Je suis vos chroniques avec intérêt et suis souvent d'accord avec vous, mais là, je ne me retrouve pas.


Il me semble que vous mélangez le jugement humain et l'usage du tweet. Or je ne vois ps quoi redire à quelqu'un qui tirerait les conséquences de ce qu'il voit ? Oui, c'est un jugement à l'emporte pièce, parcellaire, et il ne l'est pas moins que le vôtre qui prêtez à ces gens devant Zara des intentions différentes.

Ni le journaliste cité, ni vous ne semblez avoir de raison d'étayer votre raisonnement, dès lors, ce que vous dénoncez en conclusion de votre article comme un réflexe crétin peut également s'appliquer à votre contre argument. Vous ne démontrez rien, vous constatez et condamnez, comme votre confrère finalement. Lui le fait sur tweeter vous sur votre site, c'est la seule différence à mes yeux.

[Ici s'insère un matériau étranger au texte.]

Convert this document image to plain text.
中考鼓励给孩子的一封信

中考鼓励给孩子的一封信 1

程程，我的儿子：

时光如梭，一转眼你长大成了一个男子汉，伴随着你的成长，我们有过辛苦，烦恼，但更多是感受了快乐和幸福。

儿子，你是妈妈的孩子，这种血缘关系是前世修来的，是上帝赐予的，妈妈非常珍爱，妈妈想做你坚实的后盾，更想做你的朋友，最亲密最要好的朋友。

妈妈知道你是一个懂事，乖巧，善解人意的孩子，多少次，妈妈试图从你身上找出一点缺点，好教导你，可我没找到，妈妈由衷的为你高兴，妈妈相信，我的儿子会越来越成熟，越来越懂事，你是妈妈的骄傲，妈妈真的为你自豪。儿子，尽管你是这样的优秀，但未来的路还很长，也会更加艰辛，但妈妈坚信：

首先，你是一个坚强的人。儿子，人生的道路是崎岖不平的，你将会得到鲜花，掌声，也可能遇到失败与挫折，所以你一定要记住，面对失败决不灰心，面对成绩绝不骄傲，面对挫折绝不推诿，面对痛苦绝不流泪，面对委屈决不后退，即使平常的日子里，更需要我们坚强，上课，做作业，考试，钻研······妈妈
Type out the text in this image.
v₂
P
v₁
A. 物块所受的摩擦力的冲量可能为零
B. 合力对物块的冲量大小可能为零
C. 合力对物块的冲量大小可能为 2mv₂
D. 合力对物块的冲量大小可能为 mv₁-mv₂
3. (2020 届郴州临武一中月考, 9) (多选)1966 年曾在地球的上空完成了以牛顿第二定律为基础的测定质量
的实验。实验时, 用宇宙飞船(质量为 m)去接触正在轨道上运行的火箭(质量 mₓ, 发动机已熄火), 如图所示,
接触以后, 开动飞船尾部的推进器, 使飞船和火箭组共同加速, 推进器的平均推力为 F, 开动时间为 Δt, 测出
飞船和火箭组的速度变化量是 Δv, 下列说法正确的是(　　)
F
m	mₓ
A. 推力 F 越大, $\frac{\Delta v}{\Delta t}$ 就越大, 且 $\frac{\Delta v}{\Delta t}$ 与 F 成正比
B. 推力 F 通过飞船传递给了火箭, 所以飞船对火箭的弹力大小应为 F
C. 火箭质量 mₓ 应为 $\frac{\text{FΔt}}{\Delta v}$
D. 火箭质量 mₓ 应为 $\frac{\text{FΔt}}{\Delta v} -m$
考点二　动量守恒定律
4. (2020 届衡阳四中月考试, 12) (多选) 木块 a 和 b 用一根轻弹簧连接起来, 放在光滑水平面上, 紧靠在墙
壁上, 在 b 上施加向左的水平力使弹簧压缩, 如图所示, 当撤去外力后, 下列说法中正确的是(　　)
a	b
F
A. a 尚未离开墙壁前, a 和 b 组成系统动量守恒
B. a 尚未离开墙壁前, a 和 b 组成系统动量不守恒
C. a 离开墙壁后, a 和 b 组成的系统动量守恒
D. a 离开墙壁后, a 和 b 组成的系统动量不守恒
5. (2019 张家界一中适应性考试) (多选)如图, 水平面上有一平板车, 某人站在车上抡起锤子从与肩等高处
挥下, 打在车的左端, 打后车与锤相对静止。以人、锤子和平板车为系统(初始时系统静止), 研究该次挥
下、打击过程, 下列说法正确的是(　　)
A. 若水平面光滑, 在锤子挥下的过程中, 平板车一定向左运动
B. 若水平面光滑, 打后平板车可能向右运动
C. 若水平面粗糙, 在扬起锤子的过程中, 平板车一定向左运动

Même si cela me semble dénué d'intérêt, je vais aller dans votre sens et vous dire que d'une part j'ai personnellement assister à cette file d'attente devant le Zara rue Édouard Hériot à Lyon mardi matin, et que non les distances de sécurité n'étaient pas respectées, elles ne l'étaient d'ailleurs ni au sein de la file d'attente, ni pour les quidam comme moi qui voulaient simplement traverser ce trottoir. Ce que les gens faisaient là, je n'en sais évidemment rien, mais j'ai effectivement pensé comme le journaliste que vous citez te je pense que j'en ai bien le droit, ne vous en déplaise.


Deuxième point, je suis également passé devant la boutique Rolex un peu plus haut dans la même rue et il y avait également quelques personnes devant, bien moins naturellement. Et je me suis dit la même chose qu'en voyant les clientes devant Zara. Dès lors, la distinction que vous prenez bien soin de citer dans votre avant dernier paragraphe entre prolétaires et autres ne regarde que vous, je vous la laisse bien volontiers !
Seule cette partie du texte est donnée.